James Reston Jr. was teaching creative writing at the University of North Carolina when he was asked to join Frost's team as a Watergate adviser. Reston... viewed Nixon as a contemptible figure who, despite his 1974 resignation, "remained . . . uncontrite and unconvicted."
The Conviction of Richard Nixon is Reston's chronicle of his involvement in Frost's efforts to wrest an apology and an admission of wrongdoing from Nixon on national television. Written in 1977, the book was not published until this year. The unfinished manuscript helped inspire Peter Morgan's award-winning Broadway play, "Frost/Nixon."
Reston's memoir is a compact and gripping behind-the-scenes narrative focused on Frost's struggles to prepare for his encounter with the formidable Nixon. Reston captures Nixon's inner turmoil and myriad moods during the tapings. Nixon wiped his brow, touched his eye, and "his jawline seemed to elongate." He told anecdotes about lessons learned in politics that skated unevenly around Frost's questions. Vindictive and bewildered, angered and bemused, Nixon came across as an angst-ridden ex-president. Reston's portrait of Frost suggests an uninformed show business personality, who Reston initially felt was too lazy to confront a politician of Nixon's caliber.

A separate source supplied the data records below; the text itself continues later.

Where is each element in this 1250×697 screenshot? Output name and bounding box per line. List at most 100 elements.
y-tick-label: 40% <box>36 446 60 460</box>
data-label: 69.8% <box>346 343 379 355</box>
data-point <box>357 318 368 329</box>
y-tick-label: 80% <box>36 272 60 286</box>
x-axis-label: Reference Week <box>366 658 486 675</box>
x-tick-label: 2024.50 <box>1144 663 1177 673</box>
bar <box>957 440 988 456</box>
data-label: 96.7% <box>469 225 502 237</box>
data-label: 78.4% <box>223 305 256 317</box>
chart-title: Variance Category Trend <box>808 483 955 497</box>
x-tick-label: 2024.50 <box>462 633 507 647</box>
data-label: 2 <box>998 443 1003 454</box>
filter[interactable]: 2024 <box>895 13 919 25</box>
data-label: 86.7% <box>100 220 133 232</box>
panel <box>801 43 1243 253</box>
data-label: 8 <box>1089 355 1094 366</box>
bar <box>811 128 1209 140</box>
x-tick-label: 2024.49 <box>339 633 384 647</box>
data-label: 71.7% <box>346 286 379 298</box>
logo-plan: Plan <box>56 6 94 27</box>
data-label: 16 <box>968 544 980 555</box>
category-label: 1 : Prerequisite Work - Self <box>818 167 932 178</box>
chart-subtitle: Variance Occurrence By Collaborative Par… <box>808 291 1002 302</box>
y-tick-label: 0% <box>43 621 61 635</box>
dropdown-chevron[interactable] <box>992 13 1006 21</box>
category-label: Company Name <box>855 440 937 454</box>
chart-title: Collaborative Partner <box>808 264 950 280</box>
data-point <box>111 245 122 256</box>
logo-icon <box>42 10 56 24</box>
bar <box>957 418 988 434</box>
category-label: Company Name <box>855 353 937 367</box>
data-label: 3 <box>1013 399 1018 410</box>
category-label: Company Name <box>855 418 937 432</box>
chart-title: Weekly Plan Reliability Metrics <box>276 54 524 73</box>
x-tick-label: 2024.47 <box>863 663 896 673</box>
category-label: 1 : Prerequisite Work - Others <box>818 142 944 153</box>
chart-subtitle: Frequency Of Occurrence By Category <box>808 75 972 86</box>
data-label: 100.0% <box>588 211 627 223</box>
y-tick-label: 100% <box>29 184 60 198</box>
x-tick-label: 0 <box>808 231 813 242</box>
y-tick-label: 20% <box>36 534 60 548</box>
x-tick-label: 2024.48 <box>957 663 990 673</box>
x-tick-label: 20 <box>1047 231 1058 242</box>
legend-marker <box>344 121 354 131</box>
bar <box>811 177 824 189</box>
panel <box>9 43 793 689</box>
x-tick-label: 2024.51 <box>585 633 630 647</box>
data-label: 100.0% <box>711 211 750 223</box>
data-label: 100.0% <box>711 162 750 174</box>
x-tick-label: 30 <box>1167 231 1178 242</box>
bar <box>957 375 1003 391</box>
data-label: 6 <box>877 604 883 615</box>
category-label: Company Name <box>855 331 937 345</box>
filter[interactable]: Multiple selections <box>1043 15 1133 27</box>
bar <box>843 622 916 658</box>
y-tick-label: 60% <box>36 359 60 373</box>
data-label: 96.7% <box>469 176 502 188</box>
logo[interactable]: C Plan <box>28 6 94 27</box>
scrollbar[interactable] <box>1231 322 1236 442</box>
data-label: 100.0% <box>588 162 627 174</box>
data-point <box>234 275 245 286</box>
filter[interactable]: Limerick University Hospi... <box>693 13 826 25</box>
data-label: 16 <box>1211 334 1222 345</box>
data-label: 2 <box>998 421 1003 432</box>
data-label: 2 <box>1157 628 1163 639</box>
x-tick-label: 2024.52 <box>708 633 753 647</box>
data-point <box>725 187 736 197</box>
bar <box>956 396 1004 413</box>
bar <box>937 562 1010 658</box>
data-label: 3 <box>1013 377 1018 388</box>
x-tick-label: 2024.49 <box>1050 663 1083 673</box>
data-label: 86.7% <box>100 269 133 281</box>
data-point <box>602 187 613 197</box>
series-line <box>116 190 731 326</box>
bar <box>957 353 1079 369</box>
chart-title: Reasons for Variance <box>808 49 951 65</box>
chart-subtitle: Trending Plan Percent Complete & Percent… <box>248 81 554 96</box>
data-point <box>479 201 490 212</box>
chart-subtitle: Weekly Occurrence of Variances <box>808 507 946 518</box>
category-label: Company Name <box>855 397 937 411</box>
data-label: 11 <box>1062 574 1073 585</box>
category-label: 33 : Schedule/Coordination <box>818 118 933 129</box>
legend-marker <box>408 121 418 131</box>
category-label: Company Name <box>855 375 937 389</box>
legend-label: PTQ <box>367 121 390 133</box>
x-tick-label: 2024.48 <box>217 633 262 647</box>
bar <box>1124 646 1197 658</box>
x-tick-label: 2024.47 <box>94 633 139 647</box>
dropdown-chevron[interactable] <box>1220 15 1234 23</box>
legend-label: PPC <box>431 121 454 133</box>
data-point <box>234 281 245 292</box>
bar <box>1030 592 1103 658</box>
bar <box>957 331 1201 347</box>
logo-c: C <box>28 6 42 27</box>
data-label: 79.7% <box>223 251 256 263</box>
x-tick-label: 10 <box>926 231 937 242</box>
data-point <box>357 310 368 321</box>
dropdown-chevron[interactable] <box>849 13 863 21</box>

Reston also conveys his own sense of himself as a partisan eager to impeach the president....
Above all, the book sheds important light on Nixon's failure to rehabilitate his reputation after his 1974 resignation. In the course of his research, Reston discovered undisclosed transcripts of conversations between Nixon and Charles Colson -- one of the Watergate conspirators -- that revealed Nixon's role in the coverup. Frost asked Nixon why he told Colson that "the President's losses got to be cut" and why he ordered his aides to "turn over any cash we got" to buy the Watergate burglars' silence. At another point, Frost tossed his clipboard onto the coffee table and asked whether Nixon was ready to admit his "wrongdoing," acknowledge that "the power of the presidency [had been] abused" and "apologize" to the American people for having dragged them "through two years of agony."
Under this barrage, Nixon finally was forced to admit that he had skirted the law, participated in a coverup, misled the country and "let the American people down." "For all those things" he said he felt "a very deep regret."
Other works reviewed:
For a review of CHENEY: The Untold Story of America's Most Powerful And Controversial Vice President, by Stephen F. Hayes, the sub-headline is: "A journalist attempts to plumb the depths of our secretive vice president." But the point of Karen DeYoung's review is that the author fails to do just that.
Bryan Burrough finds BILL CLINTON: Mastering the Presidency by Nigel Hamilton, on Clinton's first term, a "minor contribution to the Clinton canon," and unfortunately spends a paragraph of the review sharing his personal Clinton fatigue and reluctance to read the book. So pass on the review to someone else, who might come to the same conclusion in a more worthwhile review.